Cuando
estábamos construyendo la cabaña en la Loma de Thoreau, subíamos todos los
sábados para ver el progreso de la obra. En uno de esos viajes, cuando aún
faltaban unos dos meses para que pudiéramos mudarnos, descubrimos que una rata
ya se había instalado en la cocina.
Lo
primero que se me ocurrió fue bajar al pueblo para comprar una trampa. Diana,
en cambio, pensó en un gato. La idea de la trampa era mucho más sencilla. Un
buen pedazo de queso, con toda seguridad, sería irresistible. El gato, en
cambio, necesitaba de alguien que se ocupara de él de lunes a viernes.
Nos
estacionamos a medio camino entre la ferretería y Animal Planet, la tienda de
mascotas de Jarabacoa. Fui por mi trampa, mientras Diana y María fueron a conseguir
un gato. Compré una de esas que son tipo jaula y que te convierten en verdugo,
porque debes ahogar a la rata una vez que es atrapada.
Cuando
vi que María venía dando saltos de alegría, supe que se habían salido con la
suya. Esa misma noche atrapé a la rata con la trampa y tuve que dejar a
Barbieri (así le pusimos) encerrado en la que luego sería nuestra habitación.
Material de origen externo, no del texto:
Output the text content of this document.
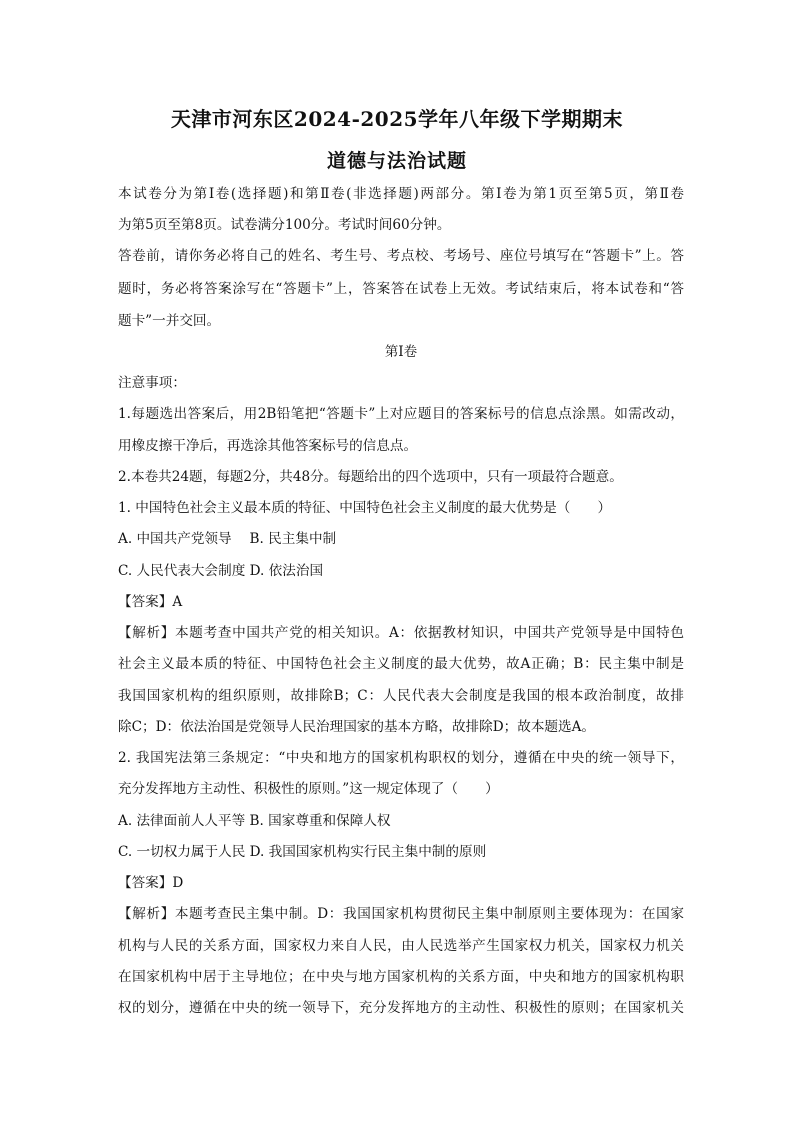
天津市河东区2024-2025学年八年级下学期期末
道德与法治试题
本试卷分为第Ⅰ卷(选择题)和第Ⅱ卷(非选择题)两部分。第Ⅰ卷为第1页至第5页，第Ⅱ卷
为第5页至第8页。试卷满分100分。考试时间60分钟。
答卷前，请你务必将自己的姓名、考生号、考点校、考场号、座位号填写在“答题卡”上。答
题时，务必将答案涂写在“答题卡”上，答案答在试卷上无效。考试结束后，将本试卷和“答
题卡”一并交回。
第Ⅰ卷
注意事项：
1.每题选出答案后，用2B铅笔把“答题卡”上对应题目的答案标号的信息点涂黑。如需改动，
用橡皮擦干净后，再选涂其他答案标号的信息点。
2.本卷共24题，每题2分，共48分。每题给出的四个选项中，只有一项最符合题意。
1. 中国特色社会主义最本质的特征、中国特色社会主义制度的最大优势是（　　）
A. 中国共产党领导　 B. 民主集中制
C. 人民代表大会制度 D. 依法治国
【答案】A
【解析】本题考查中国共产党的相关知识。A：依据教材知识，中国共产党领导是中国特色
社会主义最本质的特征、中国特色社会主义制度的最大优势，故A正确；B：民主集中制是
我国国家机构的组织原则，故排除B；C：人民代表大会制度是我国的根本政治制度，故排
除C；D：依法治国是党领导人民治理国家的基本方略，故排除D；故本题选A。
2. 我国宪法第三条规定：“中央和地方的国家机构职权的划分，遵循在中央的统一领导下，
充分发挥地方主动性、积极性的原则。”这一规定体现了（　　）
A. 法律面前人人平等 B. 国家尊重和保障人权
C. 一切权力属于人民 D. 我国国家机构实行民主集中制的原则
【答案】D
【解析】本题考查民主集中制。D：我国国家机构贯彻民主集中制原则主要体现为：在国家
机构与人民的关系方面，国家权力来自人民，由人民选举产生国家权力机关，国家权力机关
在国家机构中居于主导地位；在中央与地方国家机构的关系方面，中央和地方的国家机构职
权的划分，遵循在中央的统一领导下，充分发挥地方的主动性、积极性的原则；在国家机关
Ambos animales eran casi del mismo tamaño.
Han
pasado cinco meses desde entonces. La trampa, ya oxidada, está donde guardamos
los trastos que probablemente nunca más usaremos. No hemos visto a Barbieri
cazar algo que no sean lagartijas, grillos y pequeños insectos, pero, en honor
a la verdad, no hemos vuelto a ver un ratón.
Si
salgo a caminar por el bosque, Barbieri me sigue de cerca como si fuera un
perro. Si escribo, se echa a mi lado. Si leo, se me acuesta encima. A veces,
mientras le acaricio la panza, le doy las gracias a la rata que ofrendó su vida
para que nos encontráramos.
Al
final, gracias a Diana y María, yo también he caído en una trampa. No tengo un
gato, él me tiene a mí.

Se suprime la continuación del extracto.